When you are finally in contact with a landlord, you should always pay attention to whether you are talking to a private person or a company. In Groningen, many companies often have the words “Vastgoed,” “Makelaars” or “050” in the name. There are also companies that don’t have that, but it’s a nice giveaway. Unfortunately, scammers also use these terms to appear more legitimate.

If you are in contact with a company, check if you can find them on Google? Often when a company cannot be found on the Internet, that is reason to be extremely cautious. This is because scammers are less likely to have a good website because too much time and money goes into it and they often have to change their name. With individuals, of course, this is somewhat more difficult because even legitimate individuals usually do not have a website.

Take a look!

Once you are offered a room, it is important that you always ask if you can view it, even if you could not be there yourself. This is because there are scammers who offer properties that do not belong to them, that are already occupied or even do not exist at all. Therefore, scammers almost never want to accept a viewing. Any normal landlord will. It is therefore a red flag when a landlord refuses a viewing or tries to convince you to sign without a viewing.

When you have gotten a viewing date, it is best to show up in person or have someone come for you. If there really is no other way, in the extreme, you can request an online viewing. In that case, make sure that you also see the street name and house number. In any case, we always advise against signing a contract without any viewing.

It is also useful to check whether the house has a permit for room rental. After all, if you get 2 or more roommates, a house must have this. An overview of all issued permits can be found here. If a house does not have such a permit, tenants run the risk of being evicted early. You can also email the municipality for this information.

Beware of weird demands.

Often scammers try to get as much money from you as possible, for example deposit or first month’s rent, before you even see the property. They do this with arguments of “then it is reserved for you” or “then the signing will come later”. Never do this! When you do it is virtually impossible to ever see that money again.

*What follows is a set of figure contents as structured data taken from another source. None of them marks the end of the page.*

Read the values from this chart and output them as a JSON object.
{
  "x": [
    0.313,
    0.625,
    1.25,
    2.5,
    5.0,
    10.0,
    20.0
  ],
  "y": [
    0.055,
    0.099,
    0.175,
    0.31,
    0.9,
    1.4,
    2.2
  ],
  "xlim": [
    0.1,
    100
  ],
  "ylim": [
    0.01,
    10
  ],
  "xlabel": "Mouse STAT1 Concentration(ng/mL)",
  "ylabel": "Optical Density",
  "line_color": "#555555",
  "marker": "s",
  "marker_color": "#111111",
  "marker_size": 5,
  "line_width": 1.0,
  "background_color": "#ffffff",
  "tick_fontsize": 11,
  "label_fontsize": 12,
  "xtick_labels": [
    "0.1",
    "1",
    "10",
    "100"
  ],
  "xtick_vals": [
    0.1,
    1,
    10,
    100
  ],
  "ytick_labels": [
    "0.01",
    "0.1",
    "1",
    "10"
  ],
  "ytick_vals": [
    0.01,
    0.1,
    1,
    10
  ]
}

Also, if you are told that you have to transfer the money to a lawyer abroad for tax purposes, in 99 out of 100 cases this is incorrect and a telltale sign of a scam. These are ways the scammers ensure that transactions are no longer traceable. 

You may also be asked for a copy of an ID card. This is a way for scammers to commit identity fraud. In principle, always say no, as there is no obligation by law to do so. Still, are you convinced that the landlord is legitimate and are fine with sending a copy? Then send a copy with the Social Security number and document number crossed out.

Listen to your gut.

It sounds a bit cliché, yet it is often true. If something sounds too good to be true, it often is. Rooms offered for way too little money, contracts that don’t include the landlord’s contact information and have a mismatching signature, or foreign accounts that need money sent to them quickly all feel and sound bad. So always be careful and don’t act too quickly. Do your due diligence and acquire as much information as possible.

On facebook and whatsapp you can find groups of house seekers. Here there are also people with experience in renting in Groningen. In those groups you can also often ask if people are already familiar with certain landlords and can give you useful information.


Because there are a lot of things to look out for, we have a handy checklist here that you can keep handy when looking for a property. Always check if these points are true to make sure there’s less of a chance to be scammed.

  • You approached the landlord first and not the other way around.
  • You can find the landlord on Google/Social Media.
  • The landlord is positive about a viewing in person.
  • The house has the necessary permits.
  • There are no weird requirements before you can rent.
  • The landlord is already known to other people.
  • Your gut feeling is positive with this landlord.